Pregnancy can be a confusing time for a first-time mom and the checklist can seem never-ending. Not to mention that you seem to be getting advice from every direction. But, first and foremost, you need to create a safe sleep environment for your baby.
Although you can use a crib right away with a newborn, some parents choose to use a bassinet initially and then transition their infant to a crib after a few months. However, even if you’re not planning on using a crib immediately, it’s recommended to do your crib research during the second trimester — from four months to six months of your pregnancy. During this window, you have plenty of time to shop and set up the crib well before your due date, while you aren’t sleep deprived with a newborn.
How long is a crib used for?
Cribs are usually used for the first two to three years of life. Your baby’s going to spend a lot of time in their crib, so make sure you see it as an investment. This means purchasing one that is built to last, includes a warranty and meets industry health standards, like the cribs handcrafted by our friends at Milk Street baby furniture. You’ll know your little one is ready to move into a toddler bed when they are noticeably too big for the crib and can climb out with minimal effort.
What are the important crib safety considerations?
All baby cribs manufactured after 2011 are required to meet U.S. Consumer Product Safety Commission standards. One of these standards is that the date of manufacture must be printed somewhere on the crib, which makes it easy for parents to ensure it’s up to code.
Here are a few more things new parents should look for in a safe crib:
Side bars: Crib slats or bars should be no wider than 2 3/8 inches apart. The Consumer Product Safety Commission suggests gauging if a soda can would fit through — if so, they’re dangerously far apart. Why? This spacing helps prevent baby from slipping out or getting stuck. Cribs with cutouts on the headboard and footboard should also be avoided for the same reason.
Skip the bumper: The American Academy of Pediatrics has noted the risks posed by bumpers, and there’s no evidence that they make the crib environment safer for baby.
Sturdiness: Make sure the crib doesn’t wobble when you shake it. If it moves it might have been put together improperly. And if the crib is on wheels, make sure they lock in place.
Corner posts: The height of corner posts should not exceed 1/16 of an inch. Anything taller can catch your child’s clothing. Look for any screws or nails that stick out anywhere on the crib.
The importance of a firm crib mattress: The American Academy of Pediatrics, the Consumer Products Safety Commission and First Candle all recommend a firm, snug-fitting sleep surface that reaches every corner of the crib’s frame with no gaps. If more than two fingers fit between the crib and the side of the mattress, the mattress is too small. Mattresses should be dense and not sag under your baby’s weight.
A good crib mattress is essential to keeping your baby protected and comfortable while sleeping. In fact, carefully selecting your crib mattress is one of the most important things you can do as a new parent. Wait to buy a mattress until after you’ve picked out and purchased a crib, because the proper fit is absolutely essential.
Bare is best: There should be no toys, stuffed animals, pillows or blankets inside the crib with your baby. The only bedding they’ll need is a fitted sheet that is suitable for the mattress. If your little one seems cold, use a sleep sack to keep baby warm while sleeping without having the risk of loose blankets that might smother baby.

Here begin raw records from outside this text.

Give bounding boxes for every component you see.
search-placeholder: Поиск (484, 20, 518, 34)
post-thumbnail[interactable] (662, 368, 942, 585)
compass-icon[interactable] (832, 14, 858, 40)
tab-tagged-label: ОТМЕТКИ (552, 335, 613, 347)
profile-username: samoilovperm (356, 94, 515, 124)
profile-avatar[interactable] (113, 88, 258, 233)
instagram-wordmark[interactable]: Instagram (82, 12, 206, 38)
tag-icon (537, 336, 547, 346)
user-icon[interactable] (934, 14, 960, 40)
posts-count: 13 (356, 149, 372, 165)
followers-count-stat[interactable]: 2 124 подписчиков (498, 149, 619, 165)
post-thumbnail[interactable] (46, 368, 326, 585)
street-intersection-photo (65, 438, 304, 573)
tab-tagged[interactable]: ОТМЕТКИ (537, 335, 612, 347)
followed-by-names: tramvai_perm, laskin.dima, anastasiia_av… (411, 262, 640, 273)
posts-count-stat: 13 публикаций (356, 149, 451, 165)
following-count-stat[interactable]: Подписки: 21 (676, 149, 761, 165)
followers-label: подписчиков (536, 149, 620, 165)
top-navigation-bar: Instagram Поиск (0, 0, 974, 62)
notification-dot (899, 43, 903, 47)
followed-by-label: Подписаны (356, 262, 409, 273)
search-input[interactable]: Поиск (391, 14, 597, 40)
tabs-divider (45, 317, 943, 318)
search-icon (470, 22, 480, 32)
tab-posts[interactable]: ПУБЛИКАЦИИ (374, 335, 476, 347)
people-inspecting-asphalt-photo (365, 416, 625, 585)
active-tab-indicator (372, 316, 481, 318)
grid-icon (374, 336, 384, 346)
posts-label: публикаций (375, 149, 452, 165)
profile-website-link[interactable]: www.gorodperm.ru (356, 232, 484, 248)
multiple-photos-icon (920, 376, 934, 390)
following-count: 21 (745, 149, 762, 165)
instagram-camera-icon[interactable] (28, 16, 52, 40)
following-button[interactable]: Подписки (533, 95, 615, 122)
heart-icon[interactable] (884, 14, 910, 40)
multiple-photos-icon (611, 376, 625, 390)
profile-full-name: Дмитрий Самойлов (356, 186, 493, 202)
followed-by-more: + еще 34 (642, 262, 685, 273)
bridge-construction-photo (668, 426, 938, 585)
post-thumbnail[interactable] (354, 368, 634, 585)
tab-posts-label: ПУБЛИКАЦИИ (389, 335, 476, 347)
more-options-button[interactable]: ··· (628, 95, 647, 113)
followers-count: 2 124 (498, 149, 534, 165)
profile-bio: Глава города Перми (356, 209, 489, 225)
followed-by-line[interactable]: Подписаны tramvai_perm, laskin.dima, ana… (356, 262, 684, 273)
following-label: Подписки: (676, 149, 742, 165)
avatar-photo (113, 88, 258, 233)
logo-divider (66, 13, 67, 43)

Cords and strings: Keep the crib away from windows, curtains, cords and anything else your little one can pull. Hanging baby mobiles are okay to use as long as they’re kept out of reach.
Deciding on the right crib is a huge decision that you’ll want to start thinking about by the mid-point of your pregnancy. Not only is it the foundation of the nursery, it also keeps your new addition safe as they slumber away.